Foi uma noite daquelas que misturam informação, identificação e, principalmente, acolhimento. Neste sábado (28), a ginecologista Bruna Ghetti lançou o livro Quarentei – O guia médico que toda mulher 40+ merecia ter em um encontro que foi além de um simples lançamento. Virou conversa, troca e, em muitos momentos, quase um desabafo coletivo.

Entre as presenças mais aguardadas estava a sexóloga Cátia Damasceno, que assina o prefácio da obra e ajudou a dar o tom leve e direto que marcou toda a noite.

Com mais de 15 anos de consultório, Bruna transformou o que escutou ao longo da carreira em um livro que parece conversar olho no olho com quem lê. Não é sobre teoria distante. É sobre o que chega no consultório todos os dias: dúvidas, inseguranças, mudanças no corpo, no humor, na vida.

A proposta é justamente essa. Tirar a menopausa do lugar de medo e silêncio e colocar luz sobre o que, na prática, toda mulher acaba vivendo — só que, muitas vezes, sem informação suficiente.

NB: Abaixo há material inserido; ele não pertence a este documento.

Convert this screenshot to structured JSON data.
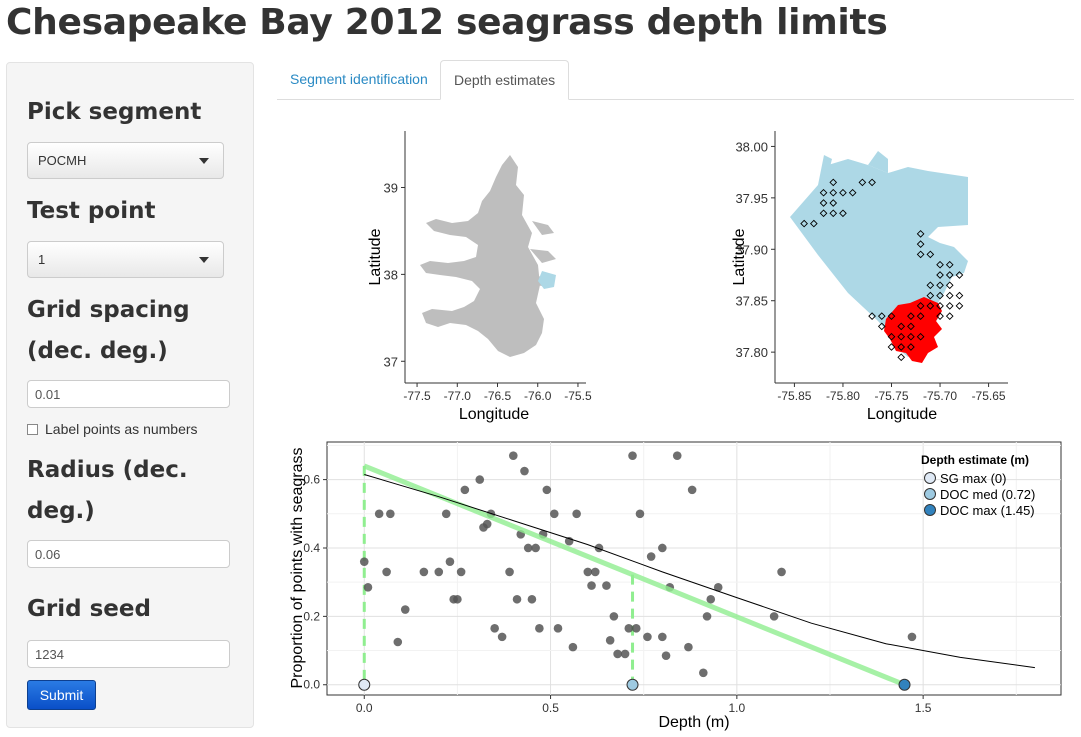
{
  "app": {
    "title": "Chesapeake Bay 2012 seagrass depth limits"
  },
  "sidebar": {
    "segment_label": "Pick segment",
    "segment_value": "POCMH",
    "test_point_label": "Test point",
    "test_point_value": "1",
    "grid_spacing_label_1": "Grid spacing",
    "grid_spacing_label_2": "(dec. deg.)",
    "grid_spacing_value": "0.01",
    "label_points_text": "Label points as numbers",
    "label_points_checked": false,
    "radius_label_1": "Radius (dec.",
    "radius_label_2": "deg.)",
    "radius_value": "0.06",
    "grid_seed_label": "Grid seed",
    "grid_seed_value": "1234",
    "submit_label": "Submit"
  },
  "tabs": [
    {
      "label": "Segment identification",
      "active": false
    },
    {
      "label": "Depth estimates",
      "active": true
    }
  ],
  "colors": {
    "bay": "#bebebe",
    "segment": "#add8e6",
    "seagrass": "#ff0000",
    "fit_line": "#90ee90",
    "curve": "#000000",
    "point": "#555555",
    "sg_max": "#dfe9f5",
    "doc_med": "#9ecae1",
    "doc_max": "#3182bd",
    "link": "#2a8ac4",
    "button": "#0b5ed7"
  },
  "chart_data": [
    {
      "type": "map",
      "xlabel": "Longitude",
      "ylabel": "Latitude",
      "x_ticks": [
        "-77.5",
        "-77.0",
        "-76.5",
        "-76.0",
        "-75.5"
      ],
      "y_ticks": [
        "37",
        "38",
        "39"
      ],
      "xlim": [
        -77.65,
        -75.4
      ],
      "ylim": [
        36.75,
        39.65
      ],
      "highlight_segment": "POCMH"
    },
    {
      "type": "scatter",
      "xlabel": "Longitude",
      "ylabel": "Latitude",
      "x_ticks": [
        "-75.85",
        "-75.80",
        "-75.75",
        "-75.70",
        "-75.65"
      ],
      "y_ticks": [
        "37.80",
        "37.85",
        "37.90",
        "37.95",
        "38.00"
      ],
      "xlim": [
        -75.87,
        -75.63
      ],
      "ylim": [
        37.77,
        38.015
      ],
      "grid_points": [
        [
          -75.84,
          37.925
        ],
        [
          -75.83,
          37.925
        ],
        [
          -75.82,
          37.935
        ],
        [
          -75.81,
          37.935
        ],
        [
          -75.8,
          37.935
        ],
        [
          -75.82,
          37.945
        ],
        [
          -75.81,
          37.945
        ],
        [
          -75.82,
          37.955
        ],
        [
          -75.81,
          37.955
        ],
        [
          -75.8,
          37.955
        ],
        [
          -75.81,
          37.965
        ],
        [
          -75.79,
          37.955
        ],
        [
          -75.78,
          37.965
        ],
        [
          -75.77,
          37.965
        ],
        [
          -75.72,
          37.915
        ],
        [
          -75.72,
          37.905
        ],
        [
          -75.72,
          37.895
        ],
        [
          -75.71,
          37.895
        ],
        [
          -75.7,
          37.885
        ],
        [
          -75.69,
          37.885
        ],
        [
          -75.7,
          37.875
        ],
        [
          -75.69,
          37.875
        ],
        [
          -75.68,
          37.875
        ],
        [
          -75.71,
          37.865
        ],
        [
          -75.7,
          37.865
        ],
        [
          -75.69,
          37.865
        ],
        [
          -75.71,
          37.855
        ],
        [
          -75.7,
          37.855
        ],
        [
          -75.69,
          37.855
        ],
        [
          -75.68,
          37.855
        ],
        [
          -75.72,
          37.845
        ],
        [
          -75.71,
          37.845
        ],
        [
          -75.7,
          37.845
        ],
        [
          -75.69,
          37.845
        ],
        [
          -75.68,
          37.845
        ],
        [
          -75.73,
          37.835
        ],
        [
          -75.72,
          37.835
        ],
        [
          -75.77,
          37.835
        ],
        [
          -75.76,
          37.835
        ],
        [
          -75.75,
          37.835
        ],
        [
          -75.76,
          37.825
        ],
        [
          -75.74,
          37.825
        ],
        [
          -75.73,
          37.825
        ],
        [
          -75.75,
          37.815
        ],
        [
          -75.74,
          37.815
        ],
        [
          -75.73,
          37.815
        ],
        [
          -75.72,
          37.815
        ],
        [
          -75.75,
          37.805
        ],
        [
          -75.74,
          37.805
        ],
        [
          -75.73,
          37.805
        ],
        [
          -75.74,
          37.795
        ],
        [
          -75.7,
          37.835
        ],
        [
          -75.69,
          37.835
        ]
      ]
    },
    {
      "type": "scatter",
      "xlabel": "Depth (m)",
      "ylabel": "Proportion of points with seagrass",
      "x_ticks": [
        "0.0",
        "0.5",
        "1.0",
        "1.5"
      ],
      "y_ticks": [
        "0.0",
        "0.2",
        "0.4",
        "0.6"
      ],
      "xlim": [
        -0.1,
        1.87
      ],
      "ylim": [
        -0.03,
        0.71
      ],
      "points": [
        [
          0.0,
          0.36
        ],
        [
          0.01,
          0.285
        ],
        [
          0.04,
          0.5
        ],
        [
          0.06,
          0.33
        ],
        [
          0.07,
          0.5
        ],
        [
          0.09,
          0.125
        ],
        [
          0.11,
          0.22
        ],
        [
          0.16,
          0.33
        ],
        [
          0.2,
          0.33
        ],
        [
          0.22,
          0.5
        ],
        [
          0.23,
          0.36
        ],
        [
          0.24,
          0.25
        ],
        [
          0.25,
          0.25
        ],
        [
          0.26,
          0.33
        ],
        [
          0.27,
          0.57
        ],
        [
          0.31,
          0.6
        ],
        [
          0.32,
          0.46
        ],
        [
          0.33,
          0.47
        ],
        [
          0.34,
          0.5
        ],
        [
          0.35,
          0.165
        ],
        [
          0.37,
          0.14
        ],
        [
          0.39,
          0.33
        ],
        [
          0.4,
          0.67
        ],
        [
          0.41,
          0.25
        ],
        [
          0.42,
          0.44
        ],
        [
          0.43,
          0.625
        ],
        [
          0.44,
          0.4
        ],
        [
          0.45,
          0.25
        ],
        [
          0.46,
          0.4
        ],
        [
          0.47,
          0.165
        ],
        [
          0.48,
          0.44
        ],
        [
          0.49,
          0.57
        ],
        [
          0.51,
          0.5
        ],
        [
          0.52,
          0.165
        ],
        [
          0.55,
          0.42
        ],
        [
          0.56,
          0.11
        ],
        [
          0.57,
          0.5
        ],
        [
          0.6,
          0.33
        ],
        [
          0.61,
          0.29
        ],
        [
          0.62,
          0.33
        ],
        [
          0.63,
          0.4
        ],
        [
          0.65,
          0.29
        ],
        [
          0.66,
          0.13
        ],
        [
          0.67,
          0.2
        ],
        [
          0.68,
          0.09
        ],
        [
          0.7,
          0.09
        ],
        [
          0.71,
          0.165
        ],
        [
          0.72,
          0.67
        ],
        [
          0.73,
          0.165
        ],
        [
          0.74,
          0.5
        ],
        [
          0.76,
          0.14
        ],
        [
          0.77,
          0.375
        ],
        [
          0.8,
          0.4
        ],
        [
          0.8,
          0.14
        ],
        [
          0.81,
          0.085
        ],
        [
          0.82,
          0.285
        ],
        [
          0.84,
          0.67
        ],
        [
          0.87,
          0.11
        ],
        [
          0.88,
          0.57
        ],
        [
          0.91,
          0.035
        ],
        [
          0.92,
          0.2
        ],
        [
          0.93,
          0.25
        ],
        [
          0.95,
          0.285
        ],
        [
          1.1,
          0.2
        ],
        [
          1.12,
          0.33
        ],
        [
          1.47,
          0.14
        ]
      ],
      "fit_line": [
        [
          0.0,
          0.64
        ],
        [
          1.45,
          0.0
        ]
      ],
      "curve": [
        [
          0.0,
          0.615
        ],
        [
          0.2,
          0.55
        ],
        [
          0.4,
          0.48
        ],
        [
          0.6,
          0.41
        ],
        [
          0.8,
          0.33
        ],
        [
          1.0,
          0.255
        ],
        [
          1.2,
          0.18
        ],
        [
          1.4,
          0.12
        ],
        [
          1.6,
          0.08
        ],
        [
          1.8,
          0.05
        ]
      ],
      "depth_markers": [
        {
          "name": "SG max (0)",
          "depth": 0.0,
          "color": "#dfe9f5"
        },
        {
          "name": "DOC med (0.72)",
          "depth": 0.72,
          "color": "#9ecae1"
        },
        {
          "name": "DOC max (1.45)",
          "depth": 1.45,
          "color": "#3182bd"
        }
      ],
      "legend_title": "Depth estimate (m)",
      "legend_position": "top-right",
      "grid": true
    }
  ]
}
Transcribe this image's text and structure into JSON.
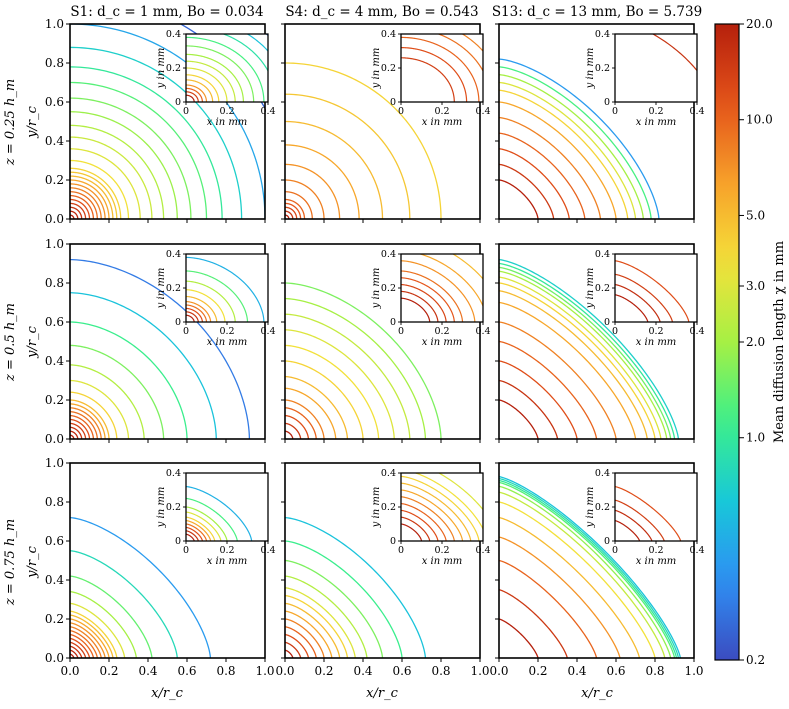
{
  "chart_data": {
    "type": "contour",
    "colorbar": {
      "label": "Mean diffusion length χ in mm",
      "scale": "log",
      "range": [
        0.2,
        20.0
      ],
      "ticks": [
        "20.0",
        "10.0",
        "5.0",
        "3.0",
        "2.0",
        "1.0",
        "0.2"
      ],
      "tick_values": [
        20.0,
        10.0,
        5.0,
        3.0,
        2.0,
        1.0,
        0.2
      ],
      "colors": [
        "#3b4cc0",
        "#2f8ff5",
        "#18c8d8",
        "#3bf08a",
        "#a6f044",
        "#f4e13a",
        "#f7a12a",
        "#e4531a",
        "#b5200c"
      ]
    },
    "columns": [
      {
        "title": "S1: d_c = 1 mm, Bo = 0.034",
        "case": "S1",
        "d_c_mm": 1,
        "Bo": 0.034
      },
      {
        "title": "S4: d_c = 4 mm, Bo = 0.543",
        "case": "S4",
        "d_c_mm": 4,
        "Bo": 0.543
      },
      {
        "title": "S13: d_c = 13 mm, Bo = 5.739",
        "case": "S13",
        "d_c_mm": 13,
        "Bo": 5.739
      }
    ],
    "rows": [
      {
        "label": "z = 0.25 h_m",
        "z_fraction": 0.25
      },
      {
        "label": "z = 0.5 h_m",
        "z_fraction": 0.5
      },
      {
        "label": "z = 0.75 h_m",
        "z_fraction": 0.75
      }
    ],
    "main_axes": {
      "xlabel": "x/r_c",
      "ylabel": "y/r_c",
      "xlim": [
        0.0,
        1.0
      ],
      "ylim": [
        0.0,
        1.0
      ],
      "xticks": [
        "0.0",
        "0.2",
        "0.4",
        "0.6",
        "0.8",
        "1.0"
      ],
      "yticks": [
        "0.0",
        "0.2",
        "0.4",
        "0.6",
        "0.8",
        "1.0"
      ]
    },
    "inset_axes": {
      "xlabel": "x in mm",
      "ylabel": "y in mm",
      "xlim": [
        0.0,
        0.4
      ],
      "ylim": [
        0.0,
        0.4
      ],
      "xticks": [
        "0",
        "0.2",
        "0.4"
      ],
      "yticks": [
        "0",
        "0.2",
        "0.4"
      ]
    },
    "panels": [
      {
        "row": 0,
        "col": 0,
        "contour_radii": [
          0.02,
          0.04,
          0.06,
          0.08,
          0.1,
          0.12,
          0.14,
          0.16,
          0.18,
          0.2,
          0.22,
          0.24,
          0.26,
          0.3,
          0.36,
          0.42,
          0.48,
          0.55,
          0.62,
          0.7,
          0.78,
          0.88,
          1.0,
          1.15
        ],
        "contour_levels": [
          20,
          18,
          16,
          14,
          12,
          10,
          9,
          8,
          7,
          6,
          5,
          4.5,
          4,
          3.5,
          3,
          2.6,
          2.2,
          1.9,
          1.6,
          1.3,
          1.0,
          0.7,
          0.45,
          0.25
        ],
        "exponent": 2.0,
        "inset_radii": [
          0.04,
          0.06,
          0.08,
          0.1,
          0.13,
          0.16,
          0.2,
          0.24,
          0.28,
          0.33,
          0.38,
          0.44,
          0.5,
          0.56
        ],
        "inset_levels": [
          20,
          14,
          10,
          7,
          5,
          4,
          3,
          2.5,
          2,
          1.6,
          1.2,
          0.9,
          0.6,
          0.3
        ]
      },
      {
        "row": 0,
        "col": 1,
        "contour_radii": [
          0.02,
          0.04,
          0.06,
          0.08,
          0.1,
          0.14,
          0.2,
          0.28,
          0.38,
          0.5,
          0.64,
          0.8
        ],
        "contour_levels": [
          20,
          16,
          13,
          11,
          10,
          9,
          8,
          7,
          6,
          5,
          4.5,
          4
        ],
        "exponent": 2.0,
        "inset_radii": [
          0.26,
          0.32,
          0.38,
          0.44,
          0.5
        ],
        "inset_levels": [
          14,
          12,
          10,
          9,
          8
        ]
      },
      {
        "row": 0,
        "col": 2,
        "contour_radii": [
          0.2,
          0.28,
          0.36,
          0.44,
          0.52,
          0.6,
          0.66,
          0.7,
          0.74,
          0.78,
          0.82
        ],
        "contour_levels": [
          20,
          15,
          12,
          10,
          8,
          6,
          4,
          3,
          2,
          1.2,
          0.4
        ],
        "exponent": 1.5,
        "inset_radii": [
          0.48
        ],
        "inset_levels": [
          16
        ]
      },
      {
        "row": 1,
        "col": 0,
        "contour_radii": [
          0.02,
          0.04,
          0.06,
          0.08,
          0.1,
          0.12,
          0.14,
          0.16,
          0.18,
          0.2,
          0.24,
          0.3,
          0.38,
          0.48,
          0.6,
          0.75,
          0.92
        ],
        "contour_levels": [
          20,
          18,
          16,
          14,
          12,
          10,
          9,
          8,
          6,
          5,
          4,
          3,
          2.2,
          1.6,
          1.1,
          0.6,
          0.3
        ],
        "exponent": 1.8,
        "inset_radii": [
          0.04,
          0.06,
          0.08,
          0.1,
          0.12,
          0.15,
          0.19,
          0.24,
          0.3,
          0.38
        ],
        "inset_levels": [
          20,
          16,
          12,
          9,
          7,
          5,
          3.5,
          2.2,
          1.3,
          0.5
        ]
      },
      {
        "row": 1,
        "col": 1,
        "contour_radii": [
          0.04,
          0.08,
          0.12,
          0.16,
          0.2,
          0.26,
          0.32,
          0.4,
          0.48,
          0.56,
          0.64,
          0.72,
          0.8
        ],
        "contour_levels": [
          20,
          15,
          12,
          10,
          8,
          6,
          5,
          4,
          3.5,
          3,
          2.5,
          2,
          1.6
        ],
        "exponent": 1.7,
        "inset_radii": [
          0.14,
          0.18,
          0.22,
          0.26,
          0.3,
          0.36,
          0.42,
          0.5
        ],
        "inset_levels": [
          20,
          16,
          13,
          11,
          9,
          7,
          6,
          5
        ]
      },
      {
        "row": 1,
        "col": 2,
        "contour_radii": [
          0.2,
          0.3,
          0.4,
          0.5,
          0.6,
          0.7,
          0.76,
          0.8,
          0.83,
          0.86,
          0.88,
          0.9,
          0.92
        ],
        "contour_levels": [
          20,
          16,
          12,
          10,
          8,
          6,
          5,
          4,
          3,
          2,
          1.5,
          1.0,
          0.7
        ],
        "exponent": 1.4,
        "inset_radii": [
          0.16,
          0.22,
          0.28,
          0.36
        ],
        "inset_levels": [
          20,
          17,
          14,
          12
        ]
      },
      {
        "row": 2,
        "col": 0,
        "contour_radii": [
          0.02,
          0.04,
          0.06,
          0.08,
          0.1,
          0.12,
          0.14,
          0.16,
          0.18,
          0.2,
          0.22,
          0.24,
          0.28,
          0.34,
          0.42,
          0.55,
          0.72
        ],
        "contour_levels": [
          20,
          18,
          16,
          14,
          12,
          10,
          9,
          8,
          7,
          6,
          5,
          4,
          3,
          2,
          1.4,
          0.8,
          0.4
        ],
        "exponent": 1.5,
        "inset_radii": [
          0.04,
          0.06,
          0.08,
          0.1,
          0.12,
          0.14,
          0.17,
          0.2,
          0.25,
          0.32
        ],
        "inset_levels": [
          20,
          16,
          12,
          9,
          6,
          4,
          3,
          2,
          1.2,
          0.5
        ]
      },
      {
        "row": 2,
        "col": 1,
        "contour_radii": [
          0.04,
          0.08,
          0.12,
          0.16,
          0.2,
          0.24,
          0.28,
          0.32,
          0.36,
          0.42,
          0.5,
          0.6,
          0.72
        ],
        "contour_levels": [
          20,
          15,
          12,
          10,
          8,
          6,
          5,
          4,
          3,
          2.2,
          1.6,
          1.1,
          0.6
        ],
        "exponent": 1.5,
        "inset_radii": [
          0.1,
          0.14,
          0.18,
          0.22,
          0.26,
          0.3,
          0.34,
          0.38,
          0.42,
          0.48
        ],
        "inset_levels": [
          20,
          15,
          12,
          10,
          8,
          6,
          5,
          4,
          3.5,
          3
        ]
      },
      {
        "row": 2,
        "col": 2,
        "contour_radii": [
          0.2,
          0.35,
          0.5,
          0.62,
          0.72,
          0.8,
          0.85,
          0.88,
          0.9,
          0.91,
          0.92,
          0.93
        ],
        "contour_levels": [
          20,
          15,
          10,
          7,
          5,
          3.5,
          2.5,
          1.8,
          1.3,
          1.0,
          0.8,
          0.6
        ],
        "exponent": 1.3,
        "inset_radii": [
          0.12,
          0.18,
          0.24,
          0.32
        ],
        "inset_levels": [
          20,
          17,
          14,
          12
        ]
      }
    ]
  }
}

Quando falou sobre o livro, Bruna não escondeu a emoção. Disse que o projeto nasceu da vontade de alcançar mais mulheres do que seria possível dentro do consultório.

“Eu tô muito feliz pela oportunidade, pela honra de cuidar de mulheres através do conhecimento… de chegar em lugares onde a gente não consegue chegar individualmente, mas agora contribuindo de forma coletiva”, disse.

Cátia entrou na conversa como quem já conhece bem esse universo. Com a naturalidade que a tornou referência nacional, ela reforçou o quanto informação acessível ainda faz falta quando o assunto é sexualidade e saúde feminina.

“É uma alegria saber que a gente vai conseguir levar saúde pra tantas mulheres de um jeito simples, direto, sem complicar”, comentou.

E foi justamente nesse tom que um dos momentos mais marcantes da noite aconteceu. Sem roteiro, sem formalidade, Cátia falou sobre a própria fase de vida e arrancou risos imediatos da plateia.

“Eu tô só começando. Te prepara que o melhor ainda está por vir”, disse, ao falar sobre a chegada aos 50 anos.

O livro passeia por temas que fazem parte da rotina, mas que nem sempre são discutidos com clareza: hormônios, alimentação, sono, saúde mental, atividade física. Tudo explicado sem linguagem difícil, sem distância, sem aquele tom técnico que afasta.

No fundo, a sensação que fica é que o livro não quer só informar. Quer acompanhar. Quer dar segurança. Quer, de alguma forma, fazer com que a mulher se sinta menos sozinha nessa fase.

O público, numeroso e atento do começo ao fim, parecia confirmar isso o tempo todo. Mais do que um lançamento, foi um encontro de experiências que, normalmente, ficam guardadas.

E talvez seja exatamente aí que está a força do Quarentei: transformar o que antes era vivido em silêncio em algo que pode, finalmente, ser dito…e entendido.